I found my “trifling” task, not in the Proverbs, but in a glass of water. Proverbs was rich and beneficial and, though I can stick with the one-per-day pebble in doses, it proved to challenge me rather than build the confidence I lacked. I had to start smaller so I found a simple task that would improve my physical health. One of the first things I do every day is drink a glass of water. Within an hour of waking and before I eat or drink anything else, I drink a glass of water. It wakes my system, gets my metabolism going, helps my sinuses, and has many other positive effects. Most important of those effects, I find I can do it! I have also found that, as I embrace the discipline to do it, I have more energy and creativity.
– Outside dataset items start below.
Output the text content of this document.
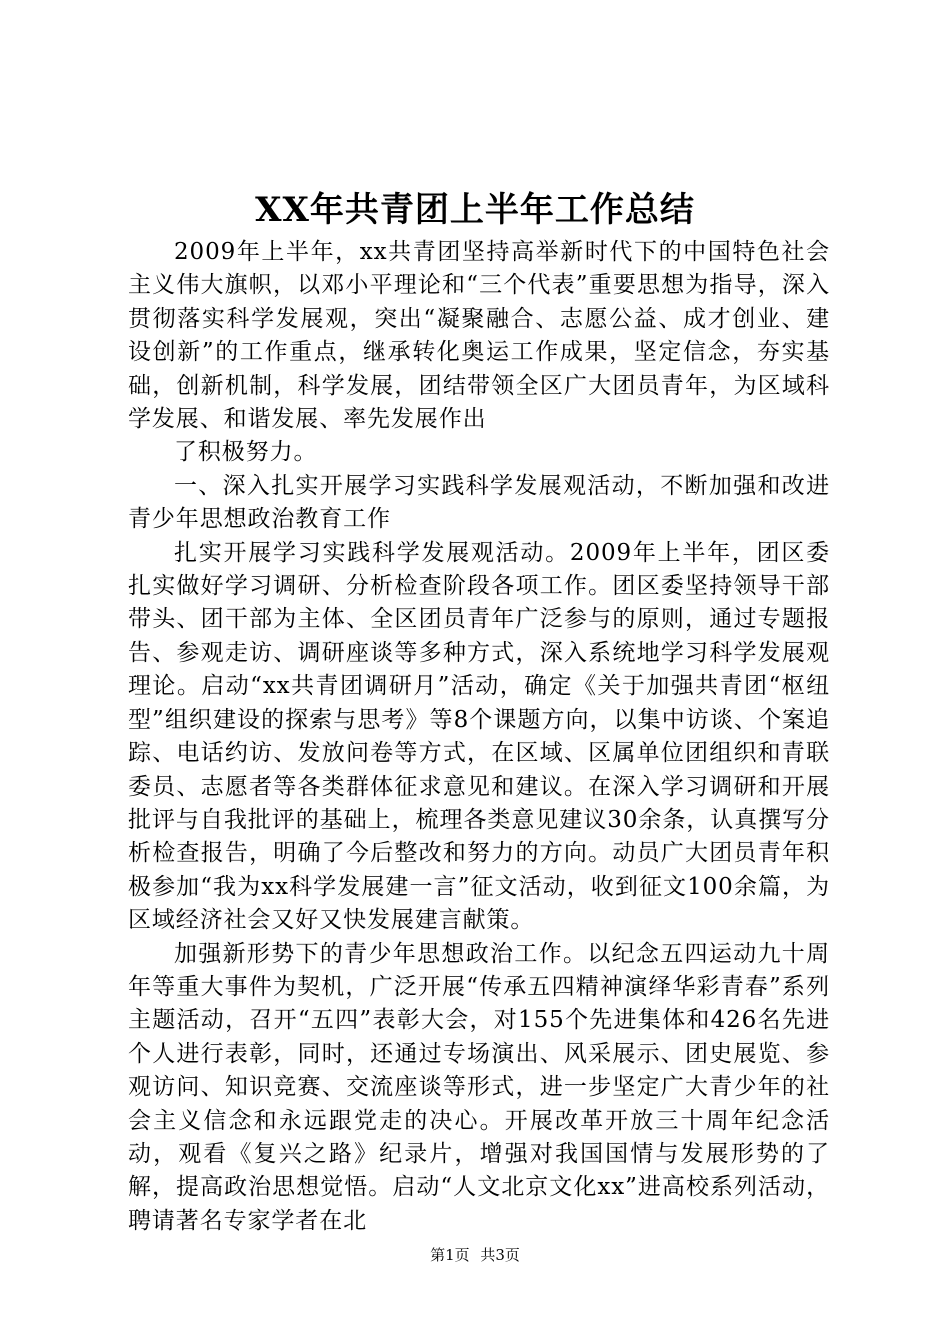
XX年共青团上半年工作总结

2009年上半年，xx共青团坚持高举新时代下的中国特色社会主义伟大旗帜，以邓小平理论和“三个代表”重要思想为指导，深入贯彻落实科学发展观，突出“凝聚融合、志愿公益、成才创业、建设创新”的工作重点，继承转化奥运工作成果，坚定信念，夯实基础，创新机制，科学发展，团结带领全区广大团员青年，为区域科学发展、和谐发展、率先发展作出

了积极努力。

一、深入扎实开展学习实践科学发展观活动，不断加强和改进青少年思想政治教育工作

扎实开展学习实践科学发展观活动。2009年上半年，团区委扎实做好学习调研、分析检查阶段各项工作。团区委坚持领导干部带头、团干部为主体、全区团员青年广泛参与的原则，通过专题报告、参观走访、调研座谈等多种方式，深入系统地学习科学发展观理论。启动“xx共青团调研月”活动，确定《关于加强共青团“枢纽型”组织建设的探索与思考》等8个课题方向，以集中访谈、个案追踪、电话约访、发放问卷等方式，在区域、区属单位团组织和青联委员、志愿者等各类群体征求意见和建议。在深入学习调研和开展批评与自我批评的基础上，梳理各类意见建议30余条，认真撰写分析检查报告，明确了今后整改和努力的方向。动员广大团员青年积极参加“我为xx科学发展建一言”征文活动，收到征文100余篇，为区域经济社会又好又快发展建言献策。

加强新形势下的青少年思想政治工作。以纪念五四运动九十周年等重大事件为契机，广泛开展“传承五四精神演绎华彩青春”系列主题活动，召开“五四”表彰大会，对155个先进集体和426名先进个人进行表彰，同时，还通过专场演出、风采展示、团史展览、参观访问、知识竞赛、交流座谈等形式，进一步坚定广大青少年的社会主义信念和永远跟党走的决心。开展改革开放三十周年纪念活动，观看《复兴之路》纪录片，增强对我国国情与发展形势的了解，提高政治思想觉悟。启动“人文北京文化xx”进高校系列活动，聘请著名专家学者在北

第1页 共3页
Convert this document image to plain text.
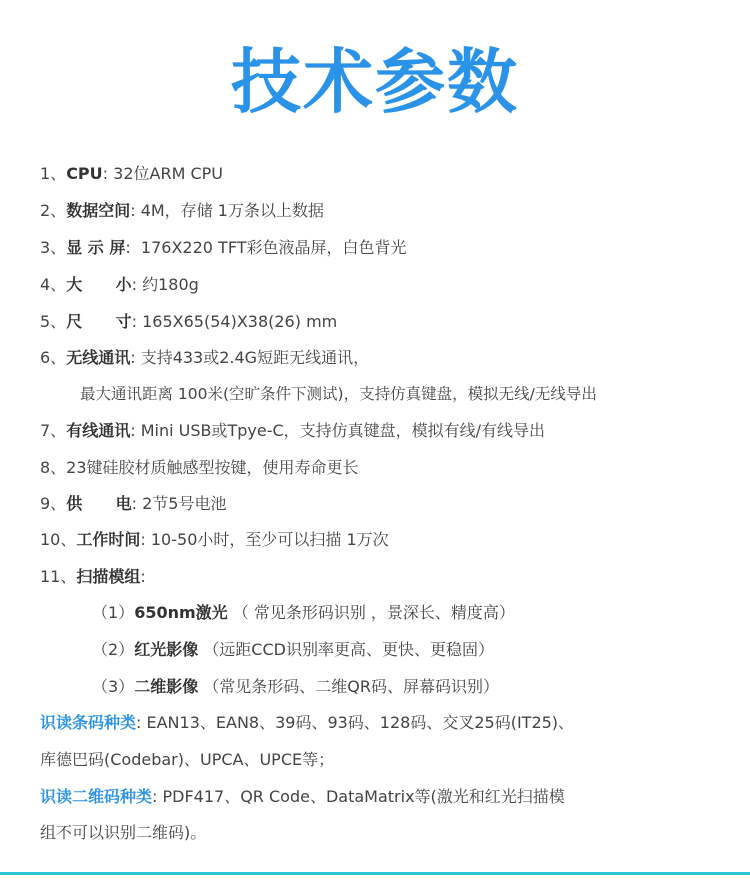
技术参数
1、CPU: 32位ARM CPU
2、数据空间: 4M，存储 1万条以上数据
3、显 示 屏:  176X220 TFT彩色液晶屏，白色背光
4、大      小: 约180g
5、尺      寸: 165X65(54)X38(26) mm
6、无线通讯: 支持433或2.4G短距无线通讯，
最大通讯距离 100米(空旷条件下测试)，支持仿真键盘，模拟无线/无线导出
7、有线通讯: Mini USB或Tpye-C，支持仿真键盘，模拟有线/有线导出
8、23键硅胶材质触感型按键，使用寿命更长
9、供      电: 2节5号电池
10、工作时间: 10-50小时，至少可以扫描 1万次
11、扫描模组:
（1）650nm激光 （ 常见条形码识别 ，景深长、精度高）
（2）红光影像 （远距CCD识别率更高、更快、更稳固）
（3）二维影像 （常见条形码、二维QR码、屏幕码识别）
识读条码种类: EAN13、EAN8、39码、93码、128码、交叉25码(IT25)、
库德巴码(Codebar)、UPCA、UPCE等；
识读二维码种类: PDF417、QR Code、DataMatrix等(激光和红光扫描模
组不可以识别二维码)。
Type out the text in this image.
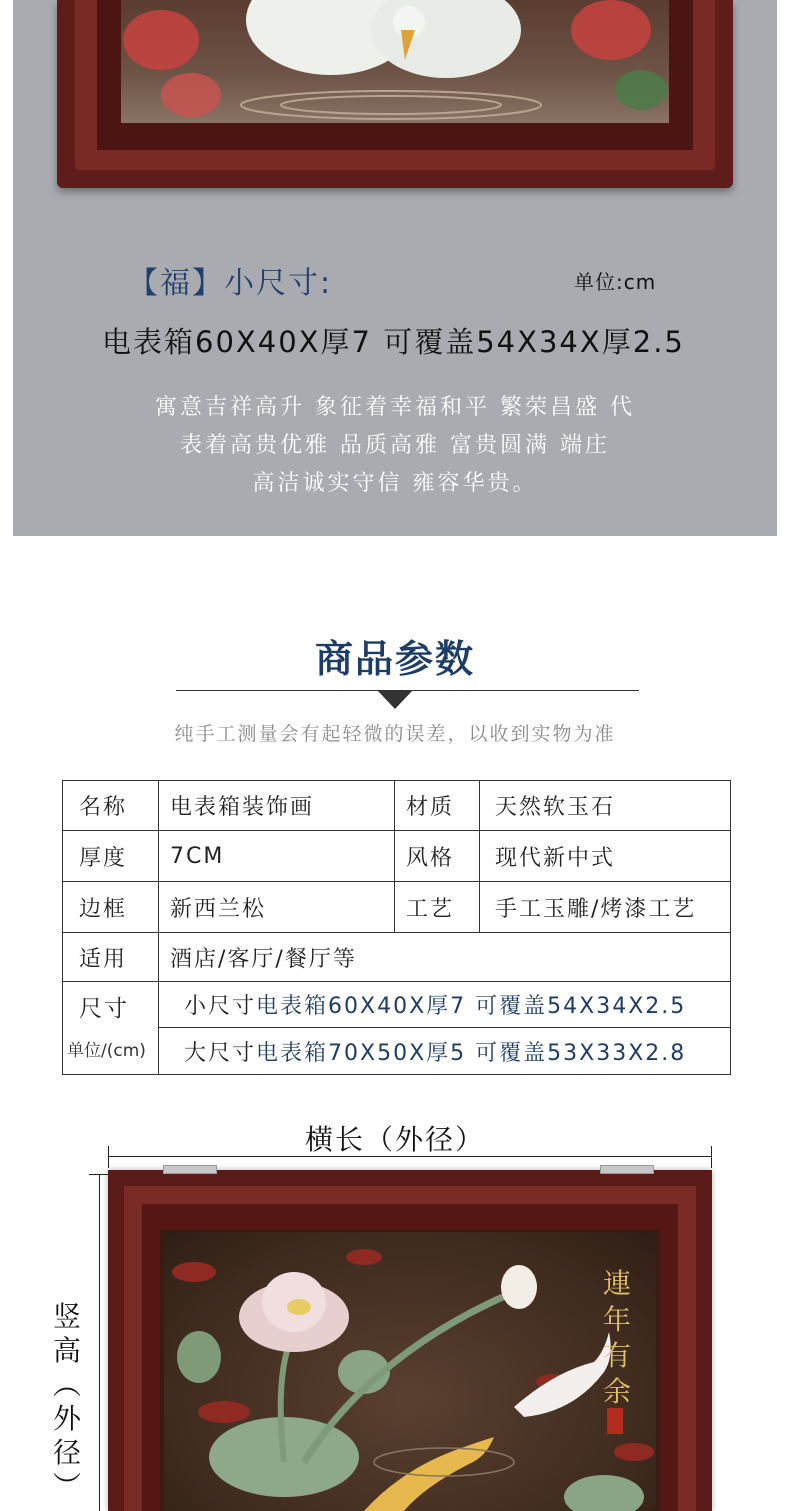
【福】小尺寸:	单位:cm
电表箱60X40X厚7 可覆盖54X34X厚2.5
寓意吉祥高升 象征着幸福和平 繁荣昌盛 代
表着高贵优雅 品质高雅 富贵圆满 端庄
高洁诚实守信 雍容华贵。
商品参数
纯手工测量会有起轻微的误差，以收到实物为准
名称 电表箱装饰画	材质 天然软玉石
厚度 7CM	风格 现代新中式
边框 新西兰松	工艺 手工玉雕/烤漆工艺
适用 酒店/客厅/餐厅等
尺寸
单位/(cm)
小尺寸 电表箱60X40X厚7 可覆盖54X34X2.5
大尺寸 电表箱70X50X厚5 可覆盖53X33X2.8
横长（外径）
竖
高
︵
外
径
︶
連
年
有
余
Once I was able to reconcile discipline and creativity, I found many disciplines that I see are for my good. In the year following my father's death I found I had to lean into many of them. Rest, exercise, eating well, prayer, time with family, even grieving were all things I did because I knew they were for my good. As that season wound down, I found myself praying about what it would mean to move on. What would the transition look like to spend less effort caring for myself and more effort serving God and others. God’s answer, “Serve me, discipline will care for you.” I realized the daily disciplines I have been faithful to employ had become habits I could rely on without much effort. Really, how hard is it to drink a glass of water? Having allowed discipline to work its good, I was freed up to live and serve in other important matters. Having developed the discipline of throwing my pebble into the book of proverbs, I can now pay attention to what Proverbs is saying to me. My “lean purse” has begun to fatten.